Green Meadows, August 6 , i862.
Dearest: — Adjutant Avery, Lieutenant Hastings, and some good men go home on recruiting service.
I have nothing to say this hot day. I have still some hope that things will so work together as to allow me to see you during the next month or two. At present no leaves of absence are granted to officers appointed in new regiments. I do not know how this will affect the appointees for the Seventy-ninth. If they choose to turn us out, all right. I am indifferent. Indeed, leaving the Twenty-third is an unpleasant thing to contemplate. When I look at the neat, hardy, healthy, contented young fellows who make up nine-tenths of the regiment, and contrast their appearance with a mob of raw recruits — dirty, sickly, lawless, and complaining, I can't help feeling that I should be a great fool to accept the new position.
But there are other considerations which influence me in the other direction, and so I quietly dodge the question for the present. To see “all the boys” and your own dear self, that is a great matter, and I think, if things go on as I anticipate, that circumstances will decide me for the Seventy-ninth, always provided these stringent orders as to absence don't cut me out of the chance.
Dr. Joe has been for three or four days quite sick. He is now up and about again. He complains that he gets no letters.

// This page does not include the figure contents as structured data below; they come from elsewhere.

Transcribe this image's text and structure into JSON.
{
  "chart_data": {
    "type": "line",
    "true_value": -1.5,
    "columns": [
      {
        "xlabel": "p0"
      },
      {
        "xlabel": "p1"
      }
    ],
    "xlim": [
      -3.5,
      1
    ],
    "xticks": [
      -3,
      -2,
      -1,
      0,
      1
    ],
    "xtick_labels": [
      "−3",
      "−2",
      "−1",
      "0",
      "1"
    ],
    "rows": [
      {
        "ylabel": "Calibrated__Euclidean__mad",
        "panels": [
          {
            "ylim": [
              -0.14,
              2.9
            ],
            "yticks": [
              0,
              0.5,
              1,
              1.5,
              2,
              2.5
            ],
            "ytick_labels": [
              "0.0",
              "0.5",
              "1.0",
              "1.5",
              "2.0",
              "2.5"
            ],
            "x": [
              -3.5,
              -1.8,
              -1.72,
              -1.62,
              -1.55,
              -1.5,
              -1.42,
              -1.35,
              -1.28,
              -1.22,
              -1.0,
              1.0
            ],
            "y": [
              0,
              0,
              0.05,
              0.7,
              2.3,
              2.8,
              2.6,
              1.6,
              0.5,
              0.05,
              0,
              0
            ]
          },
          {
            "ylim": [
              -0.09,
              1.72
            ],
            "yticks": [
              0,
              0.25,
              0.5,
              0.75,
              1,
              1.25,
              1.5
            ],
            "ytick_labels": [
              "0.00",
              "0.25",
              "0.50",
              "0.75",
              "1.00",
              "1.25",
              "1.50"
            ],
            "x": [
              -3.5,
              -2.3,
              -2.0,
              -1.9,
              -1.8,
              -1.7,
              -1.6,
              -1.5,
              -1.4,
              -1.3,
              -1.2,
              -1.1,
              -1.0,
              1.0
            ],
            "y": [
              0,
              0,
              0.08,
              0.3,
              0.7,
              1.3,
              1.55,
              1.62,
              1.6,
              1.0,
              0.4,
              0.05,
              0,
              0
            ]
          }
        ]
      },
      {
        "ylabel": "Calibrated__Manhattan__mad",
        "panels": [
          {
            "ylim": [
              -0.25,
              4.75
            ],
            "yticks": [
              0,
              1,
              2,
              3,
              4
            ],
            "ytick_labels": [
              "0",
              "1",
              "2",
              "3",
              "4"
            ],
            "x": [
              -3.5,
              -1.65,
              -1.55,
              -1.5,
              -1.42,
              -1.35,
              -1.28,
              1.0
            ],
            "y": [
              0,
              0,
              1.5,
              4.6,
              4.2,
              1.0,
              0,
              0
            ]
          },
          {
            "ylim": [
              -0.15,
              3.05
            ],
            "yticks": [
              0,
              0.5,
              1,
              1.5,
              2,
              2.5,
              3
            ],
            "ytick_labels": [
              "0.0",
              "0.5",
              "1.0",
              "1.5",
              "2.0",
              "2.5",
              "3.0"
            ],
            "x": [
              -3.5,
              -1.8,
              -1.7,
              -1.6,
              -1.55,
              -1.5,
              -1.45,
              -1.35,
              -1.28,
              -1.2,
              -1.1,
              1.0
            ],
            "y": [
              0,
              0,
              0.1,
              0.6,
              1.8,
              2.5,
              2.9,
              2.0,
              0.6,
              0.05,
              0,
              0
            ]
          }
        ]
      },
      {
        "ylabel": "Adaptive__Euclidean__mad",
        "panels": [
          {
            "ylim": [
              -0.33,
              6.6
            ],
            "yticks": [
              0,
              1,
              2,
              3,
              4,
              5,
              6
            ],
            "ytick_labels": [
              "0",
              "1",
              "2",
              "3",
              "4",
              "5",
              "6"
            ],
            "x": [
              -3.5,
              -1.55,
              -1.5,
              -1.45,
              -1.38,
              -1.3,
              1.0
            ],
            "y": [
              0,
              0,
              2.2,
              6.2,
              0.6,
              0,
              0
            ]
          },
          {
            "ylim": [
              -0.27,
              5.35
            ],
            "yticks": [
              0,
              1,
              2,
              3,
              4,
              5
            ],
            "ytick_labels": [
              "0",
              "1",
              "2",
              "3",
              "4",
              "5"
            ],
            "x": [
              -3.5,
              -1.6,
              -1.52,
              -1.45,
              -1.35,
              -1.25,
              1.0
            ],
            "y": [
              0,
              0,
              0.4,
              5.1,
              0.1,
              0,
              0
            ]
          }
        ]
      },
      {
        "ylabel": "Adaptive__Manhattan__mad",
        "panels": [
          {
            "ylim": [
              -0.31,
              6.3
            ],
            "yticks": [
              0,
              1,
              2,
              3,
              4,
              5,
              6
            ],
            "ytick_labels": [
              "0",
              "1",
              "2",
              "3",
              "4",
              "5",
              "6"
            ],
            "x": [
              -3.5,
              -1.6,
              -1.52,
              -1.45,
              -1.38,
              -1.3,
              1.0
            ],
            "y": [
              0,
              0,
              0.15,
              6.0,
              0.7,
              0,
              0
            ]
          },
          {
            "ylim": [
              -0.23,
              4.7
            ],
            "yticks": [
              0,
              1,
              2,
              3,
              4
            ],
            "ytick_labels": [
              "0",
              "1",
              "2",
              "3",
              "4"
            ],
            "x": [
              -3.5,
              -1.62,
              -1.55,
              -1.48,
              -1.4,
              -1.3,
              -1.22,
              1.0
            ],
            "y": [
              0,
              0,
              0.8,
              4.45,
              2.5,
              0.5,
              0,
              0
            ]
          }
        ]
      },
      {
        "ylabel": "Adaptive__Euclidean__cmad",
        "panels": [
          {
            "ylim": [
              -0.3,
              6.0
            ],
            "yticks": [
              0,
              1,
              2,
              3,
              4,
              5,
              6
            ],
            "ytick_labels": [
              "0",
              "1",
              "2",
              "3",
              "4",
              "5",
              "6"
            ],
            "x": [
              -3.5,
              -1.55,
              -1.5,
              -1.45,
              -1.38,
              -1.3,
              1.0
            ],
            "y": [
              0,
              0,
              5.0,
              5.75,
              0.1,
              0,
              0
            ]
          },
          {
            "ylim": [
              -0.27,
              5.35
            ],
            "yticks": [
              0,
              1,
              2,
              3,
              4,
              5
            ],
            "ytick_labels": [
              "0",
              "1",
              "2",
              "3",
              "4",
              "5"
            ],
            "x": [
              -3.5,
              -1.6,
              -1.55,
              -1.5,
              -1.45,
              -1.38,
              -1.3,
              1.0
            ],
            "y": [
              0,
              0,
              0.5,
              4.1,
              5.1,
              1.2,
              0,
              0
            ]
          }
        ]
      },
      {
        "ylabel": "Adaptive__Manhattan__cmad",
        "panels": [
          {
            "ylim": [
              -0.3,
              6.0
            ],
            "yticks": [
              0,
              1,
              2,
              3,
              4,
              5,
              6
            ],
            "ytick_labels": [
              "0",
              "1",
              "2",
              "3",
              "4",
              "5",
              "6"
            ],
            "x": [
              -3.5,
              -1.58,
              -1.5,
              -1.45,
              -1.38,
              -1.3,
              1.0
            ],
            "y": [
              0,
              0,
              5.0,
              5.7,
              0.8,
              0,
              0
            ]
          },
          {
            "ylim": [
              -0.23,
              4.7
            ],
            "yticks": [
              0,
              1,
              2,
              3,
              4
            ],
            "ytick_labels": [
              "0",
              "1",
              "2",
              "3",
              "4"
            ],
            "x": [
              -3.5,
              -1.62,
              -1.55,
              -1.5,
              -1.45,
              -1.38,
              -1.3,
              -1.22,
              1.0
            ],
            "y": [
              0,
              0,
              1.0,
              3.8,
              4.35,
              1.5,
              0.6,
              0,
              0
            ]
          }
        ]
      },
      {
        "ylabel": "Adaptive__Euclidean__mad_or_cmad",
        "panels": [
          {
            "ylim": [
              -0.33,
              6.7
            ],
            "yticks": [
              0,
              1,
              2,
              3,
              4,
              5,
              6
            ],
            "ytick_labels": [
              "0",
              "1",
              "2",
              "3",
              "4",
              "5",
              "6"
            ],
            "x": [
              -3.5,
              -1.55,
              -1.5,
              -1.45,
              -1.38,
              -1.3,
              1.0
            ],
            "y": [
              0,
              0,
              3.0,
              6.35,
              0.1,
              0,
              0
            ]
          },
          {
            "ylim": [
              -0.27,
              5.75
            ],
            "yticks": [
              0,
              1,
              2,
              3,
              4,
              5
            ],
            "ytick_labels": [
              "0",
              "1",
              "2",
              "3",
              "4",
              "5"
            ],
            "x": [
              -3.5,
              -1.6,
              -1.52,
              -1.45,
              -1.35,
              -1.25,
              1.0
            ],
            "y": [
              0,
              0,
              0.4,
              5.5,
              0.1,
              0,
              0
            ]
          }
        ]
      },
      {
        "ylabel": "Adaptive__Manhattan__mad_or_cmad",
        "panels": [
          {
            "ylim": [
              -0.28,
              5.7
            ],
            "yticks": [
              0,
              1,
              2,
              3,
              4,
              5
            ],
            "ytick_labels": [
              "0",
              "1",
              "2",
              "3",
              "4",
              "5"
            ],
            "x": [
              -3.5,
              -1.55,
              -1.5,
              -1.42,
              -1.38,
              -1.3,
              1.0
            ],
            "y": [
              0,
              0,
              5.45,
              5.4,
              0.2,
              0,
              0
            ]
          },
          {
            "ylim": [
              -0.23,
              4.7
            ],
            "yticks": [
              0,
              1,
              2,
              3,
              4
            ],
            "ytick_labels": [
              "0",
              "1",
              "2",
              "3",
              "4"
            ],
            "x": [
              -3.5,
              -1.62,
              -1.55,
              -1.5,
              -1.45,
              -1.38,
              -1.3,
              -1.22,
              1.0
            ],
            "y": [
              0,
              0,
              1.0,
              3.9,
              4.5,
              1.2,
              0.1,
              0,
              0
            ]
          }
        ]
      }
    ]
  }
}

Later. — Dr. Joe is content. He has got two letters — one from you and one from Mother. I have yours of the 26th. Yes, we feel a good deal alike about leaving the Twenty-third. Well, I have no official notice as to what I am to do. But I have official notice that no leave of absence is granted for the purpose of recruiting new regiments. So the question as to whether I go or stay is likely to decide itself. So let it do. Love to all the boys.